Frequently asked questions

Why does a·b = |a||b|cosθ?

Drop a perpendicular from the tip of b onto the line through a. That perpendicular cuts a segment of length |b|cosθ along a. The dot product multiplies that scalar projection by |a|. Both definitions — algebraic (sum of component products) and geometric (|a||b|cosθ) — agree because the law of cosines applied to |a − b|² yields |a|² + |b|² − 2(a·b), forcing a·b to equal |a||b|cosθ.

What does it mean when the dot product is zero?

The vectors are perpendicular (orthogonal). Since a·b = |a||b|cosθ, a zero result with nonzero magnitudes forces cosθ = 0, hence θ = 90°. This is the fastest orthogonality test in linear algebra — no need to compute the angle, just check whether the sum of products vanishes.
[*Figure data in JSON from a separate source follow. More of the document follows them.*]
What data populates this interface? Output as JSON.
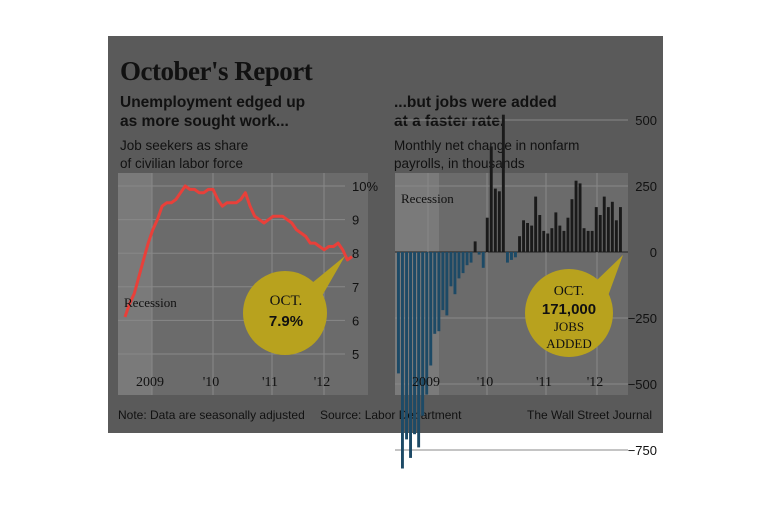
{
  "title": "October's Report",
  "left_chart": {
    "headline_line1": "Unemployment edged up",
    "headline_line2": "as more sought work...",
    "desc_line1": "Job seekers as share",
    "desc_line2": "of civilian labor force",
    "recession_label": "Recession",
    "callout_line1": "OCT.",
    "callout_line2": "7.9%"
  },
  "right_chart": {
    "headline_line1": "...but jobs were added",
    "headline_line2": "at a faster rate.",
    "desc_line1": "Monthly net change in nonfarm",
    "desc_line2": "payrolls, in thousands",
    "recession_label": "Recession",
    "callout_line1": "OCT.",
    "callout_line2": "171,000",
    "callout_line3": "JOBS",
    "callout_line4": "ADDED"
  },
  "footer": {
    "note": "Note: Data are seasonally adjusted",
    "source": "Source: Labor Department",
    "credit": "The Wall Street Journal"
  },
  "colors": {
    "background": "#5a5a5a",
    "line": "#e8403a",
    "bar_positive": "#1a1a1a",
    "bar_negative": "#1d4a66",
    "callout": "#b8a21e"
  },
  "chart_data": [
    {
      "type": "line",
      "x_ticks": [
        "2009",
        "'10",
        "'11",
        "'12"
      ],
      "y_ticks": [
        "10%",
        "9",
        "8",
        "7",
        "6",
        "5"
      ],
      "ylim": [
        5,
        10
      ],
      "x_start": "2008-09",
      "series": [
        {
          "values": [
            6.1,
            6.5,
            6.8,
            7.3,
            7.8,
            8.3,
            8.7,
            9.0,
            9.4,
            9.5,
            9.5,
            9.6,
            9.8,
            10.0,
            9.9,
            9.9,
            9.8,
            9.8,
            9.9,
            9.9,
            9.6,
            9.4,
            9.5,
            9.5,
            9.5,
            9.6,
            9.8,
            9.4,
            9.1,
            9.0,
            8.9,
            9.0,
            9.1,
            9.1,
            9.1,
            9.0,
            8.9,
            8.7,
            8.6,
            8.5,
            8.3,
            8.3,
            8.2,
            8.1,
            8.2,
            8.2,
            8.3,
            8.1,
            7.8,
            7.9
          ]
        }
      ]
    },
    {
      "type": "bar",
      "x_ticks": [
        "2009",
        "'10",
        "'11",
        "'12"
      ],
      "y_ticks": [
        "500",
        "250",
        "0",
        "−250",
        "−500",
        "−750"
      ],
      "ylim": [
        -850,
        550
      ],
      "x_start": "2008-09",
      "series": [
        {
          "values": [
            -460,
            -820,
            -710,
            -780,
            -690,
            -740,
            -620,
            -540,
            -430,
            -310,
            -300,
            -220,
            -240,
            -130,
            -160,
            -100,
            -80,
            -50,
            -40,
            40,
            -10,
            -60,
            130,
            400,
            240,
            230,
            520,
            -40,
            -30,
            -20,
            60,
            120,
            110,
            100,
            210,
            140,
            80,
            70,
            90,
            150,
            100,
            80,
            130,
            200,
            270,
            260,
            90,
            80,
            80,
            170,
            140,
            210,
            170,
            190,
            120,
            170
          ]
        }
      ]
    }
  ]
}
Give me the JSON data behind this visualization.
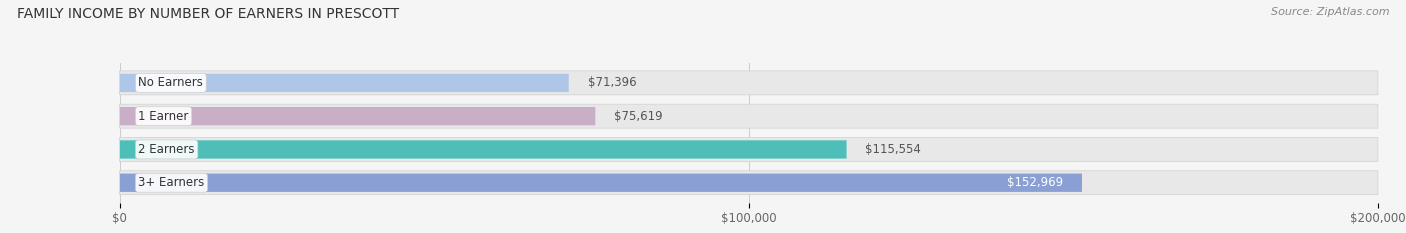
{
  "title": "FAMILY INCOME BY NUMBER OF EARNERS IN PRESCOTT",
  "source": "Source: ZipAtlas.com",
  "categories": [
    "No Earners",
    "1 Earner",
    "2 Earners",
    "3+ Earners"
  ],
  "values": [
    71396,
    75619,
    115554,
    152969
  ],
  "bar_colors": [
    "#aec6e8",
    "#c9aec8",
    "#4dbfb8",
    "#8a9fd4"
  ],
  "bar_bg_color": "#e8e8e8",
  "value_labels": [
    "$71,396",
    "$75,619",
    "$115,554",
    "$152,969"
  ],
  "label_inside": [
    false,
    false,
    false,
    true
  ],
  "xlim": [
    0,
    200000
  ],
  "xticks": [
    0,
    100000,
    200000
  ],
  "xtick_labels": [
    "$0",
    "$100,000",
    "$200,000"
  ],
  "background_color": "#f5f5f5",
  "title_fontsize": 10,
  "source_fontsize": 8,
  "label_fontsize": 8.5,
  "tick_fontsize": 8.5,
  "bar_label_fontsize": 8.5
}
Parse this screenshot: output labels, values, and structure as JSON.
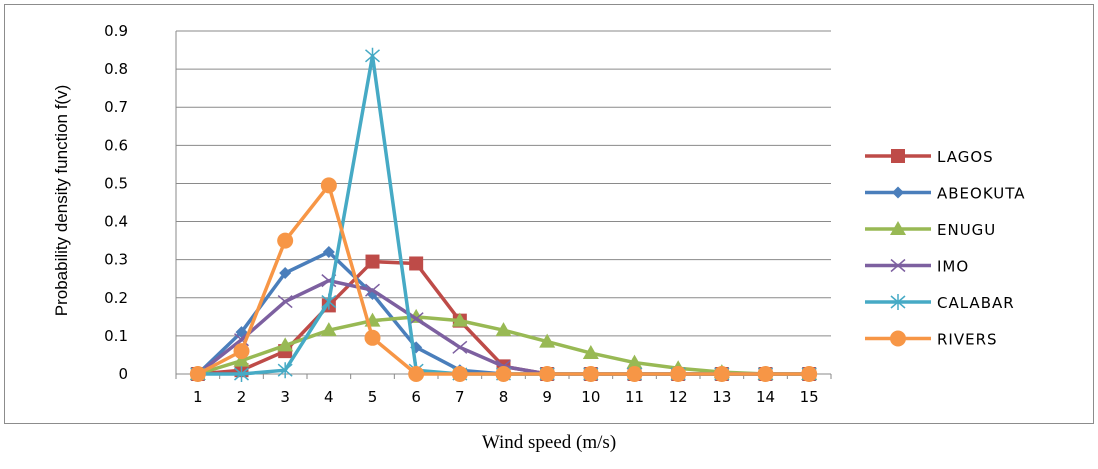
{
  "chart_data": {
    "type": "line",
    "xlabel": "Wind speed (m/s)",
    "ylabel": "Probability density function f(v)",
    "x": [
      1,
      2,
      3,
      4,
      5,
      6,
      7,
      8,
      9,
      10,
      11,
      12,
      13,
      14,
      15
    ],
    "ylim": [
      0,
      0.9
    ],
    "yticks": [
      "0",
      "0.1",
      "0.2",
      "0.3",
      "0.4",
      "0.5",
      "0.6",
      "0.7",
      "0.8",
      "0.9"
    ],
    "grid": "horizontal",
    "legend_position": "right",
    "series": [
      {
        "name": "LAGOS",
        "color": "#be4b48",
        "marker": "square",
        "values": [
          0,
          0.01,
          0.06,
          0.18,
          0.295,
          0.29,
          0.14,
          0.02,
          0,
          0,
          0,
          0,
          0,
          0,
          0
        ]
      },
      {
        "name": "ABEOKUTA",
        "color": "#4a7ebb",
        "marker": "diamond",
        "values": [
          0,
          0.11,
          0.265,
          0.32,
          0.21,
          0.07,
          0.01,
          0,
          0,
          0,
          0,
          0,
          0,
          0,
          0
        ]
      },
      {
        "name": "ENUGU",
        "color": "#98b954",
        "marker": "triangle",
        "values": [
          0,
          0.035,
          0.075,
          0.115,
          0.14,
          0.15,
          0.14,
          0.115,
          0.085,
          0.055,
          0.03,
          0.015,
          0.005,
          0,
          0
        ]
      },
      {
        "name": "IMO",
        "color": "#7d60a0",
        "marker": "x",
        "values": [
          0,
          0.09,
          0.19,
          0.245,
          0.22,
          0.145,
          0.07,
          0.02,
          0,
          0,
          0,
          0,
          0,
          0,
          0
        ]
      },
      {
        "name": "CALABAR",
        "color": "#46aac5",
        "marker": "star",
        "values": [
          0,
          0,
          0.01,
          0.19,
          0.835,
          0.01,
          0,
          0,
          0,
          0,
          0,
          0,
          0,
          0,
          0
        ]
      },
      {
        "name": "RIVERS",
        "color": "#f79646",
        "marker": "circle",
        "values": [
          0,
          0.06,
          0.35,
          0.495,
          0.095,
          0,
          0,
          0,
          0,
          0,
          0,
          0,
          0,
          0,
          0
        ]
      }
    ]
  }
}
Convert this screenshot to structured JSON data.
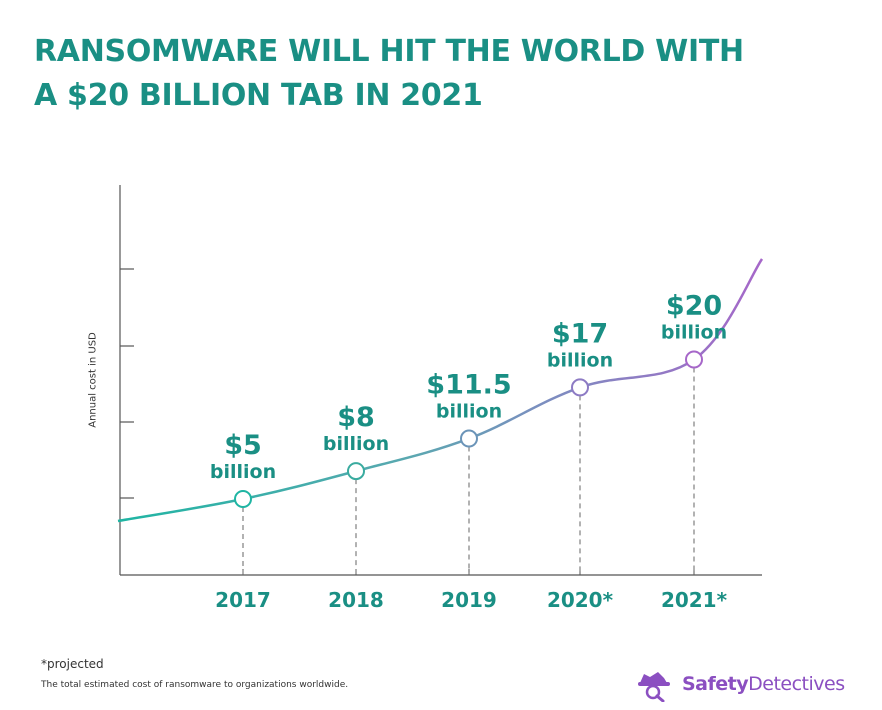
{
  "title_line1": "RANSOMWARE WILL HIT THE WORLD WITH",
  "title_line2": "A $20 BILLION TAB IN 2021",
  "chart_data": {
    "type": "line",
    "ylabel": "Annual cost in USD",
    "xlabel": "",
    "categories": [
      "2017",
      "2018",
      "2019",
      "2020*",
      "2021*"
    ],
    "values": [
      5,
      8,
      11.5,
      17,
      20
    ],
    "point_labels": [
      {
        "amount": "$5",
        "unit": "billion"
      },
      {
        "amount": "$8",
        "unit": "billion"
      },
      {
        "amount": "$11.5",
        "unit": "billion"
      },
      {
        "amount": "$17",
        "unit": "billion"
      },
      {
        "amount": "$20",
        "unit": "billion"
      }
    ],
    "grid": false,
    "colors": {
      "start": "#1fb5a3",
      "middle": "#7a8fbf",
      "end": "#a667c9",
      "label": "#1a8f84"
    }
  },
  "footnote": "*projected",
  "description": "The total estimated cost of ransomware to organizations worldwide.",
  "logo": {
    "part1": "Safety",
    "part2": "Detectives",
    "icon": "detective-hat-icon"
  }
}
Is the dot product commutative?

Yes — a·b = b·a always. The geometric formula uses cosθ which is symmetric in a and b, and the algebraic sum a₁b₁ + a₂b₂ + … doesn't care about order. Commutativity distinguishes the dot product from the cross product, which flips sign when you swap arguments.

How is the dot product related to cosine similarity?

Cosine similarity is just the dot product after normalizing both vectors to unit length: cos(θ) = (a·b) / (|a||b|). It strips magnitude away and keeps only the directional alignment. Search engines, recommendation systems, and word embeddings rely on this scaled dot product to compare documents or vectors regardless of their raw size.

Does the dot product extend to complex vectors?

Yes, but it must be modified. For complex vectors, the standard real dot product fails to give a positive |v|² because the products vᵢ² can be negative or complex. The Hermitian inner product takes a complex conjugate on one factor: ⟨a,b⟩ = Σ ā ᵢ bᵢ. This guarantees ⟨v,v⟩ ≥ 0 (real and positive), and recovers length and angle in complex spaces.

How fast is the dot product on modern hardware?

It is one of the most heavily optimized operations in computing. SIMD instructions (AVX, NEON) compute 4 to 16 component products in parallel. GPUs reach trillions of dot products per second — every matrix multiplication and every neural-network layer is, at its core, a stack of dot products. BLAS level-1 routine ddot is the canonical implementation.